He cautiously moved the metal racking blocking his way and, with his automatic rifle held out in front of him, gently pushed the door open and peered out into the corridor. He glanced left and right and, once he was sure the way was clear, stepped out into the shadows. His footsteps echoed loudly on the linoleum floor and he soon heard muffled sounds nearby. Somewhere in the building something was reacting to his movements.

As he crept cautiously towards the staircase he had used yesterday, Cooper found himself thinking about the other troops who had been sent into town with him. If they had made it back to the bunker then he knew exactly where they’d be now - locked tight in the decontamination chamber. And how would they be feeling? Empty. Lifeless. They had seen the extent to which the world had been destroyed and they were probably more aware than anyone else of the apparent hopelessness of the situation.
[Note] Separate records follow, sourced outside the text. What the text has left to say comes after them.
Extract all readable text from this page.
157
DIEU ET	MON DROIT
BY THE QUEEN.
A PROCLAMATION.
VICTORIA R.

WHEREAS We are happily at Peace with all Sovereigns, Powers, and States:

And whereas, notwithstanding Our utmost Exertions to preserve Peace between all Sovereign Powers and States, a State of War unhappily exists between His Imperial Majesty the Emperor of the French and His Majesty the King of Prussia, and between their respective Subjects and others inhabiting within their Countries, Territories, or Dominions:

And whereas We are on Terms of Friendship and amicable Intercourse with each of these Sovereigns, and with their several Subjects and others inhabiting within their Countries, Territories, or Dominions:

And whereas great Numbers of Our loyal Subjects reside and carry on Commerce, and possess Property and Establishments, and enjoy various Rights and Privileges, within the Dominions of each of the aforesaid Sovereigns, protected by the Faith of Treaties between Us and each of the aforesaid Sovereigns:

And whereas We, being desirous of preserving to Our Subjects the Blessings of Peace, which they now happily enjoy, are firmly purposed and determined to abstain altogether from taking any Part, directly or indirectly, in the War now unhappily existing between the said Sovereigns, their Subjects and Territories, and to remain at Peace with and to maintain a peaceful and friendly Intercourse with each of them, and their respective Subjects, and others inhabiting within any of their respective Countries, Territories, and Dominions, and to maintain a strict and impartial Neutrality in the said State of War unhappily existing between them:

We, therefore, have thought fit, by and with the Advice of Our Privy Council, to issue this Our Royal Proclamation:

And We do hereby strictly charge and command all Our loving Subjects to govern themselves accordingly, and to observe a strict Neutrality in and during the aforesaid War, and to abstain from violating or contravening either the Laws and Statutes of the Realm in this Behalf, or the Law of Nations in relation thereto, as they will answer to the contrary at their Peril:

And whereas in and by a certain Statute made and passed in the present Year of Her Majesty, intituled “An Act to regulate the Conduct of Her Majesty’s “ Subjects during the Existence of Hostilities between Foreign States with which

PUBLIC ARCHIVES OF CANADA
He guessed that they would be locked in the chamber for at least another day before being let back into the main complex. He was sure that the hours and days which then followed would be spent being debriefed by the senior officers. And what was there to look forward to after that? Nothing. Just more of the same - more dangerous excursions beyond the safety of the underground bunker followed by more excruciatingly slow decontamination followed by more questions. And then it would begin again.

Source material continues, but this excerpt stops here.